Aber der Geisterspuk hat sich durch alle Jahrhunderte bis in unsere Tage fortgezogen und stille oder laute Anhänger behalten; die Teufelaustreibungen kamen nie in Abgang. Jung-Stilling hatte seine Theorie von der Geisterkunde, Swedenborg wußte ganz genau, wie es mit dem Geisterreiche beschaffen ist; in vielen Geheimbünden, welche im vorigen Jahrhundert über ganz Europa verbreitet waren, beschäftigte man sich mit dem Citiren der Geister, und Schiller hat in seinem „Geisterseher“ diesen Gegenstand vortrefflich behandelt. Wir wollen nur beiläufig an Lavater, die Gräfin Medem, Elise von der Recke, Feßler, den Minister Schrötter, den Grafen St. Germain, Cagliostro, Schröpfer, die preußischen Minister Wöllner und Bischofswerder erinnern und daran, daß die große Entdeckung Mesmer’s benutzt wurde, um einen neuen Geisterspuk heraufzubeschwören. „Eine ganze Menge Pythien und Cassandren entstanden in den Leibern ungebildeter Mädchen, und die Geister zeigten sich eben so klopfend, zischend, seufzend und werfend, wie von jeher. Justinus Kerner, Eschenmayer, Fr. von Meyer, G. von Schubert, Novalis, Jung-Stilling, Gerber und Andere wurden die Vertreter einer spiritualistischen Deutung jener Phänomene. Und kaum hat auch diese Ansicht vor dem Lichte naturwissenschaftlicher Forschung sich scheu zurückgezogen in das innere Heiligthum weniger Gläubigen, da schenken uns das Tischklopfen und der Psychograph ein neues Mittel, mit dem Geisterreiche in Verkehr zu treten, und ein so einfaches, daß der Umgang mit der Geisterwelt zum Spiele wird, und das Geistercitiren zur abgeschmackten Carricatur. Und doch lauschen die Zeitgenossen, gleich unsern Vorfahren (bei denen die Karthäusermönche in dem Rufe standen, mit den Klopfegeistern am besten umgehen zu können), auf diese unheimlich klopfenden Töne.“ Diese Worte äußert H. B. Schindler in seiner interessanten Arbeit: „Der Aberglaube des Mittelalters“ (Breslau 1858). Wir wünschen diesem Buch eine weite Verbreitung; es enthält gesunde Sachen.
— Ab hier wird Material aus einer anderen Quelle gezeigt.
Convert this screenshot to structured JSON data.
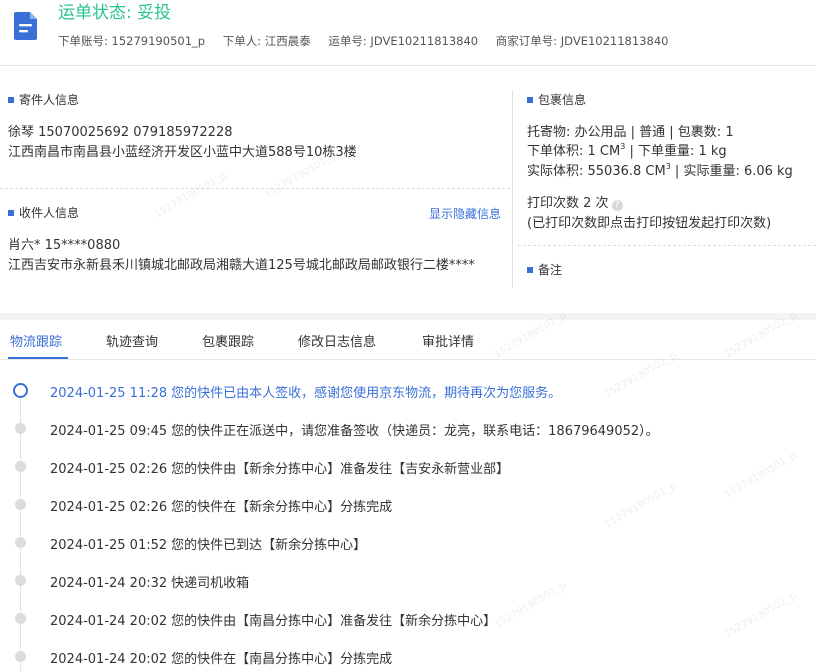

Aber wie verhält es sich denn eigentlich mit diesem Geisterschwindel, mit diesem Spuk, der wieder einmal so großen Rumor in der Welt macht? Darüber sind weder Gelehrte, noch Ungelehrte einig, und Gewisses weiß Niemand. An Erklärungen und Widerlegungen hat man es nicht fehlen lassen, und diese sind eben so mannichfaltig, wie die Formen, unter welchen der Spuk sich zeigt; aber häufig widersprechen sie einander. Man hat viel offenbaren Unsinn und groben oder feinen Betrug nachweisen können, das plumpe Treiben der Geisterseher liegt in vielen Fällen offen zu Tage, aber zu vollen Enthüllungen über den Zusammenhang ist man noch nicht gekommen. Inzwischen treiben die „Spiritualisten“ ihr Wesen fort und gewinnen namentlich in den höheren Classen der Gesellschaft immer mehr Anhang. In diesen sind ihnen auch die eifrigsten Verbreiter der neuen Wunderlehre erwachsen und sie haben sich Paris zu ihrem Mittelpunkte auserwählt, so z. B. die Grafen Szapary und Ourches, die Barone Brewern und Guildenstubbe, die gleich manchem Anderen das Geisterevangelium verkünden.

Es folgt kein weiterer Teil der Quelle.